Section 7.3. Exempt Activities.

Notwithstanding any other provision of these Bylaws, no director, officer, employee, or representative of this Corporation shall take any action or carry on any activity by or on behalf of the Corporation not permitted to be taken or carried on by an organization exempt under IRC § 501(c)(6).

SECTION VIII - MISCELLANEOUS

Section 8.1. Account Books, Minutes, Etc.

The Corporation shall keep correct and complete books and records of account and shall also keep minutes of the proceedings of its Board of Directors and committees. All books and records of the Corporation may be inspected by any director, such director’s authorized agent or attorney, for any proper purpose at any reasonable time.


Section 8.2. Fiscal Year.

The fiscal year of the Corporation shall be as established by the Board of Directors.


Section 8.3. Conveyances and Encumbrances.

Property of the Corporation may be assigned, conveyed or encumbered by such officers of the Corporation as may be authorized to do so by the Board of Directors, and such authorized individuals shall have power to execute and deliver any and all instruments of assignment, conveyance and encumbrance; however, the sale, exchange, lease or other disposition of all or substantially all of the property and assets of the Corporation shall be authorized only in the manner prescribed by applicable statute.


Section 8.4. Designated Contributions.

The Corporation may accept any designated contribution, grant, bequest or devise consistent with its general tax-exempt purposes, as set forth in the Articles of Incorporation. As so limited, donor-designated contributions will be accepted for special funds, purposes or uses, and such designations generally will be honored. However, the Corporation shall reserve all right, title and interest in and to and control of such contributions, as well as full discretion as to the ultimate expenditure or distribution thereof in connection with any special fund, purpose or use. Further, the Corporation shall acquire and retain sufficient control over all donated funds (including designated contributions) to assure that such funds will be used to carry out the Corporation’s tax-exempt purposes.

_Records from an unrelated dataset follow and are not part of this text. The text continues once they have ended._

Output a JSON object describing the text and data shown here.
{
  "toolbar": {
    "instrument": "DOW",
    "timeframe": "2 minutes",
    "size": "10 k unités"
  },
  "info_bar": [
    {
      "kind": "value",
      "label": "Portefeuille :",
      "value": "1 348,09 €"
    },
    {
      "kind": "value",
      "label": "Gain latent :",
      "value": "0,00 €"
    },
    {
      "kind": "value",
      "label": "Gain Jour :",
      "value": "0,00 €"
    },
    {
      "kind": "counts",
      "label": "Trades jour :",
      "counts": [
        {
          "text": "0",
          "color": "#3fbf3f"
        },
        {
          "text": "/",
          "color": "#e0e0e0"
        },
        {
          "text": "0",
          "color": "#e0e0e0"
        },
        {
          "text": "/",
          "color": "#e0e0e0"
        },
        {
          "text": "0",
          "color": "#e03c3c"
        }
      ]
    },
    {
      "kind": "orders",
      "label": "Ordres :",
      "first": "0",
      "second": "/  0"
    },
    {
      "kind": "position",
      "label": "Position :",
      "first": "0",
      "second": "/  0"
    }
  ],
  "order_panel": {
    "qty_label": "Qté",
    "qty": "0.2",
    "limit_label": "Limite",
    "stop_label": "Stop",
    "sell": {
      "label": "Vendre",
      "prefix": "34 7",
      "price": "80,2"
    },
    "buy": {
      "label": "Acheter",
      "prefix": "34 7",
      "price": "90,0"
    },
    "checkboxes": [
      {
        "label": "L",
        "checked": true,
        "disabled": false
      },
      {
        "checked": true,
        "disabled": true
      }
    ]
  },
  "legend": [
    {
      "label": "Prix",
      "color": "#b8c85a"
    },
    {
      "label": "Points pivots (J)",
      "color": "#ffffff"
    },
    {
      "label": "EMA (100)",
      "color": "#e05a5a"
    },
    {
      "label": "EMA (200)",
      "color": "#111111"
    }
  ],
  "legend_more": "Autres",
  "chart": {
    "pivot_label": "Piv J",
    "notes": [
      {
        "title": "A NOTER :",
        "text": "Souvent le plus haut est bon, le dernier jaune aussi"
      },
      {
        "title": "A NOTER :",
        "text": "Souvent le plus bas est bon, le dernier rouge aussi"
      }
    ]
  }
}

Section 8.5. References to Internal Revenue Code.

All references in these Bylaws to provisions of the Internal Revenue Code or “IRC” are to the provisions of the Internal Revenue Code of 1986, as amended, and shall include the corresponding provisions of any subsequent federal tax laws.


Section 8.6. Amendment.

The power to alter, amend, restate or repeal these Bylaws and adopt new bylaws or to alter, amend or restate the Corporation’s Articles of Incorporation shall be vested in the Board of Directors and Members entitled to vote in a manner consistent with Section 13.1-886 of the Act.


Section 8.7. Severability.

The invalidity of any provision of these Bylaws shall not affect the other provisions hereof, and in such event these Bylaws shall be construed in all respects as if such invalid provision were omitted.